Il fut un temps où en pareille période, les papiers fusent de toutes parts pour rendre compte de l’état d’avancement de la campagne agricole et son impact sur la formation du PIB.
Aujourd’hui, la tendance est autre, et l’on a l’impression, pour ne pas dire la conviction, que la plupart de nos confrères délaissent le monde rural ou, dans le meilleur des cas,  « se barricadent » derrière les chiffres du premier pilier du Plan Maroc Vert pour rendre compte d’une réalité qui, sur le terrain, au fin fond du terroir,  est toute autre.
Une réalité qui interpelle davantage de solidarité vis-à-vis d’un  monde rural livré aux aléas climatiques dans les zones reculées, dans le bour défavorable surtout.

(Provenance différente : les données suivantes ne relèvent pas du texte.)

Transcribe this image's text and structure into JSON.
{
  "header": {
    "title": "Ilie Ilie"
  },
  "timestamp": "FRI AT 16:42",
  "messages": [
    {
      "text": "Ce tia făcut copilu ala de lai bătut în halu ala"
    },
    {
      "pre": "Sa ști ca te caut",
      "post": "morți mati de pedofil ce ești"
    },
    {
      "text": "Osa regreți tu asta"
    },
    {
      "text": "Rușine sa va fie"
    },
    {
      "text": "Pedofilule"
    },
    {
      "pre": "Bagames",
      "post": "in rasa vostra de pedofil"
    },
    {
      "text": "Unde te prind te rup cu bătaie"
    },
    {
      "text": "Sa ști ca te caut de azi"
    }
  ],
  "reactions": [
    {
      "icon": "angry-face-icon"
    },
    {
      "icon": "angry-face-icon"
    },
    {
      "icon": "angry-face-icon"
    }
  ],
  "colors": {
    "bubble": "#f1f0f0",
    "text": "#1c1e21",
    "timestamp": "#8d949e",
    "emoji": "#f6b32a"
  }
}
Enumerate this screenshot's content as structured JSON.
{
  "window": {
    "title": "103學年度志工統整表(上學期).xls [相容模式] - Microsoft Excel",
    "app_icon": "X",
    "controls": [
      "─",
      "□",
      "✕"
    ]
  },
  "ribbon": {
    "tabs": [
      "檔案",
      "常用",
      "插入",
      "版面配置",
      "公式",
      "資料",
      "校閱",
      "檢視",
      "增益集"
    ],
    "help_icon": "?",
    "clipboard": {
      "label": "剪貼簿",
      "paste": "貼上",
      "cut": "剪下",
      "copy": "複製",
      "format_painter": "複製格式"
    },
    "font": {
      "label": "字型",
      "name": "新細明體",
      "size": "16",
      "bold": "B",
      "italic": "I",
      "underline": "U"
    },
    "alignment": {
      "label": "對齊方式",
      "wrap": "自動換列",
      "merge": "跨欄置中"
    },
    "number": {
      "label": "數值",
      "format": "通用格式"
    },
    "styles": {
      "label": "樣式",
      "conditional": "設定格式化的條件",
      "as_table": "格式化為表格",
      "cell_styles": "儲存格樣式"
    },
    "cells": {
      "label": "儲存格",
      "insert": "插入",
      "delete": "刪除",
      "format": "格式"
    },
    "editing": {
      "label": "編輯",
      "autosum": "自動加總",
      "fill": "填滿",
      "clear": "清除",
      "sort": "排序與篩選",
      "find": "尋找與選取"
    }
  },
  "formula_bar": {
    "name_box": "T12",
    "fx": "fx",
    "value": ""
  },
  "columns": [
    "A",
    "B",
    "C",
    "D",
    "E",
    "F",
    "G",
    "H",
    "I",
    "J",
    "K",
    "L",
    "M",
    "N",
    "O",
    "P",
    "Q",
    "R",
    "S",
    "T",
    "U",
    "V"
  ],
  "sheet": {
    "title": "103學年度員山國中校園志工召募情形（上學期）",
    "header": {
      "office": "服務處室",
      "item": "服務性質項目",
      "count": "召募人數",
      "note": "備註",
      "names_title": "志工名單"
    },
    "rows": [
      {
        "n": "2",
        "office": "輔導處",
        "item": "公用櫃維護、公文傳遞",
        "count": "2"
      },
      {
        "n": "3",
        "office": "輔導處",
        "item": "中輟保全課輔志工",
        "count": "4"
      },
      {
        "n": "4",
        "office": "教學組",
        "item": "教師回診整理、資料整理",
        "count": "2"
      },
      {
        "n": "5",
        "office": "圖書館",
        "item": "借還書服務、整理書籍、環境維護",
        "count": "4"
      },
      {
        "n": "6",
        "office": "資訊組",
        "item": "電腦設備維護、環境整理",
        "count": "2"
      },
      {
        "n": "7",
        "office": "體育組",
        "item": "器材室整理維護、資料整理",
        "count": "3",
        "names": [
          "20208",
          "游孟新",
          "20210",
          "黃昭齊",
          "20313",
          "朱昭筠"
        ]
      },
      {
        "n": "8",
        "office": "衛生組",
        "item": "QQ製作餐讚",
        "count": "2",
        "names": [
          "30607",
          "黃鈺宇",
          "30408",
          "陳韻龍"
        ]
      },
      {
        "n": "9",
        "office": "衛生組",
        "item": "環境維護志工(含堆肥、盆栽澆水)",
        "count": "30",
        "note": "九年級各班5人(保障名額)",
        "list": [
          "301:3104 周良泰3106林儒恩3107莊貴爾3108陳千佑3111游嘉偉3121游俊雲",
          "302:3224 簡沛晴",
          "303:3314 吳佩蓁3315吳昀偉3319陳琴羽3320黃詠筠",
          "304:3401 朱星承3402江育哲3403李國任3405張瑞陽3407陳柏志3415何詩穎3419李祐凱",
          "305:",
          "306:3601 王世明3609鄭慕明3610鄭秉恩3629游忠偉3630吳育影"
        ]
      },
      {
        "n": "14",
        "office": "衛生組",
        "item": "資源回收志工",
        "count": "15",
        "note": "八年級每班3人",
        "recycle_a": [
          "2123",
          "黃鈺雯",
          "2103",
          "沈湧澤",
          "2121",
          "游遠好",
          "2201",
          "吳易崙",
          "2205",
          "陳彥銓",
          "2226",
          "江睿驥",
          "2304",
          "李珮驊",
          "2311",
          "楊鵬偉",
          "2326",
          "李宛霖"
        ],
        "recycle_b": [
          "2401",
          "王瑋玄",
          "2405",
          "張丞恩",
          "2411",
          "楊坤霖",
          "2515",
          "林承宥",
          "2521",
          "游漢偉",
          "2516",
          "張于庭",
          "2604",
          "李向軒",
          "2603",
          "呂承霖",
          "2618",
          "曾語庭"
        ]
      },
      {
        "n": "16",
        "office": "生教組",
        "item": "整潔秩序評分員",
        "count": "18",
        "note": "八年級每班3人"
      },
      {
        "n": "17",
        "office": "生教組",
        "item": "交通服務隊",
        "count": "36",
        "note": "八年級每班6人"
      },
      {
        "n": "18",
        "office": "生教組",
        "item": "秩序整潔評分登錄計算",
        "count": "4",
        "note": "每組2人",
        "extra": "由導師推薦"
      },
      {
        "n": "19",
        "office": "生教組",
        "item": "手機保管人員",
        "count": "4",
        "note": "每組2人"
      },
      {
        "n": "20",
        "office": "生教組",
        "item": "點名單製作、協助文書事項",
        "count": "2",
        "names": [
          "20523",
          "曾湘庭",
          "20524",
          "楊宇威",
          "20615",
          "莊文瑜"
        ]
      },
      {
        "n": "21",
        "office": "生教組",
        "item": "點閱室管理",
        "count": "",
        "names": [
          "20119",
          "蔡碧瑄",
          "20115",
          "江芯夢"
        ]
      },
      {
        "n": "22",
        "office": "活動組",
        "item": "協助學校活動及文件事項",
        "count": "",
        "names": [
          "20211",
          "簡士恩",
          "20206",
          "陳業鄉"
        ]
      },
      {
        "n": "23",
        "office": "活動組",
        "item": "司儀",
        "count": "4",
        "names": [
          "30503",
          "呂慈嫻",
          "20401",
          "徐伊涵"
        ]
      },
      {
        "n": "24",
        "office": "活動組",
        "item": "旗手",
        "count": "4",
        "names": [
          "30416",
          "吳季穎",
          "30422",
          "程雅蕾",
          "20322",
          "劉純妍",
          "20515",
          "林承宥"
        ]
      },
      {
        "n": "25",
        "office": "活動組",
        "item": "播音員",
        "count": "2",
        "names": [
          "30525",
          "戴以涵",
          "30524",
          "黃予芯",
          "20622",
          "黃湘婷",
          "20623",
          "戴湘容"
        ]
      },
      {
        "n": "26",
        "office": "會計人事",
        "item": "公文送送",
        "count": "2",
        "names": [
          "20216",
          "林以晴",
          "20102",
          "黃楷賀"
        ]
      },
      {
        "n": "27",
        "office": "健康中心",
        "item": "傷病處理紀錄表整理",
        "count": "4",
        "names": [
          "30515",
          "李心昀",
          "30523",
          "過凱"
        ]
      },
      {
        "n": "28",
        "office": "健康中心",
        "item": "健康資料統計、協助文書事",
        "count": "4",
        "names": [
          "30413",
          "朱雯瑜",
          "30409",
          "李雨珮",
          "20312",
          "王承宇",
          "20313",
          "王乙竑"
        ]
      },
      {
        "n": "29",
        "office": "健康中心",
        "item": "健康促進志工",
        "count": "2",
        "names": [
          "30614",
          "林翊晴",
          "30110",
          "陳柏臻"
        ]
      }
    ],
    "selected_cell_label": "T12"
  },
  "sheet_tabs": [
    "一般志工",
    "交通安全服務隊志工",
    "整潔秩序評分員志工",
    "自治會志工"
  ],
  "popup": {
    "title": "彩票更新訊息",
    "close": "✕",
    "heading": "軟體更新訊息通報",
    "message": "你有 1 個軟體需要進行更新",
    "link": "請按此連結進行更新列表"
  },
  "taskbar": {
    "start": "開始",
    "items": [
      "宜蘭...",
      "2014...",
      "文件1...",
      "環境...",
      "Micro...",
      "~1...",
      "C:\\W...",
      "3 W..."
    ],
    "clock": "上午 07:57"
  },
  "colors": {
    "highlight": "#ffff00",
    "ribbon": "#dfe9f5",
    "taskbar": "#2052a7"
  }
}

Aujourd’hui, dans de nombreuses régions, les petits fellahs, faute de pluviométrie et au vu de l’état végétatif des parcours, se trouvent acculés de se  tourner vers les souks pour brader leur bétail. C’est le cas de la Chaouia ; c’est le cas aussi de Tit Mellil, nous confie un fin connaisseur du marché de la viande rouge.
Les temps étant ce qu’ils sont, c’est le seul moyen pour ces fellahs de se procurer un peu de trésorerie. Les yeux rivés vers le ciel qu’ils espèrent  clément, craignent que la  situation   ne s’aggrave davantage dans les jours à venir.
On l’a dit, on le redit une fois de plus : le bon déroulement de l’actuelle campagne agricole, tel qu’enclenché lors de la période de démarrage, est en train d’être  sérieusement compromis. L’enthousiasme porté  par les pluies de novembre  s’estompe et cède la place  au doute. Un doute qui devient de plus en plus certain.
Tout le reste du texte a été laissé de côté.